Je retrouve souvent ce même schéma :

  • salles en U avec une table centrale gigantesque
  • tables vissées entre elles
  • mobilier trop lourd
  • et aucune place pour se mettre en petits groupes

Ce n’est pas qu’une question de confort : c’est un frein direct à la collaboration. Quand l’espace impose l’immobilité, le cerveau fait pareil.

2. Le matériel numérique : très présent, trop peu utilisé

On a remplacé les vidéoprojecteurs vieillissants par d’immenses écrans tactiles. Sur le papier, c’est formidable. Dans les faits on les utilise exactement comme avant. Les fonctions tactiles ? Quasiment jamais utilisées. La compatibilité ? Très variable (pour ma part, en iPad, je suis souvent hors-jeu). Le sans-fil ? Pratique, tant qu’on n’a pas un matériel qui ne s’y connecte pas. L’outil devient un point fixe : on tourne les chaises vers l’écran, on projette, on regarde. Et c’est tout. J’ai ce paradoxe régulièrement : on investit dans un matériel impressionnant, mais très peu dans les pratiques qui vont avec. On modernise la salle, mais pas la façon de travailler.

3. Les murs : nos plus grandes surfaces de collaboration… inutilisables

C’est sûrement le point qui me frustre le plus. Les idées ont besoin d’espace. Les murs sont parfaits pour ça : affichage du programme, synthèses visibles toute la journée, travaux de groupes, mémorisation, circulation… Mais souvent, je me retrouve face à :

  • des murs texturés,
  • des papiers peints décoratifs,
  • des surfaces sur lesquelles rien ne colle,
  • des interdictions de scotch,
  • ou aucune zone neutre pour afficher quoi que ce soit.

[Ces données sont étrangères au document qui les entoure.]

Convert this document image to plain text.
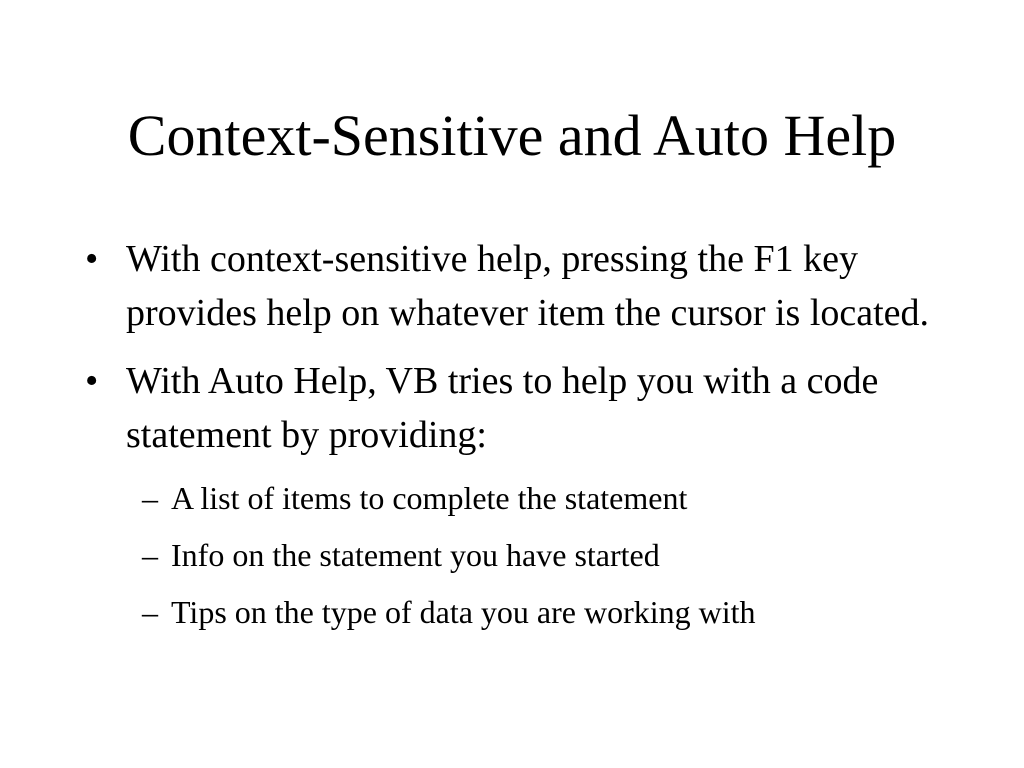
Context-Sensitive and Auto Help
• With context-sensitive help, pressing the F1 key provides help on whatever item the cursor is located.
• With Auto Help, VB tries to help you with a code statement by providing:
– A list of items to complete the statement
– Info on the statement you have started
– Tips on the type of data you are working with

Alors on coupe des feuilles de paperboard, on scotche tant bien que mal, on fait au mieux… mais on perd une ressource incroyable. Et pourtant, à chaque pause, il y a toujours quelqu’un qui revient lire ce qui est affiché. Ce moment-là vaut tout l’investissement du monde : c’est un signe d’appropriation.

Ce que je demande systématiquement avant une intervention

Avec le temps, j’ai fini par envoyer une liste précise pour éviter les mauvaises surprises. Elle fait parfois sourire, mais elle m’a sorti d’un nombre incalculable de situations.

Je demande notamment :

  • un paperboard avec recharge,
  • des murs libres,
  • des tables mobiles,
  • de la place pour circuler,
  • une table pour poser mon matériel,
  • et une salle dimensionnée pour les participants… et pour moi (oui, on m’a déjà oublié).
  • J’ajoute aussi un buffet d’accueil “énergie”: fruits secs, eau, quelques options saines. Je sais que les gens préfèrent les croissants, ce n’est pas pour faire original mais les pics de sucre en début de matinée ruinent l’attention dès la première heure.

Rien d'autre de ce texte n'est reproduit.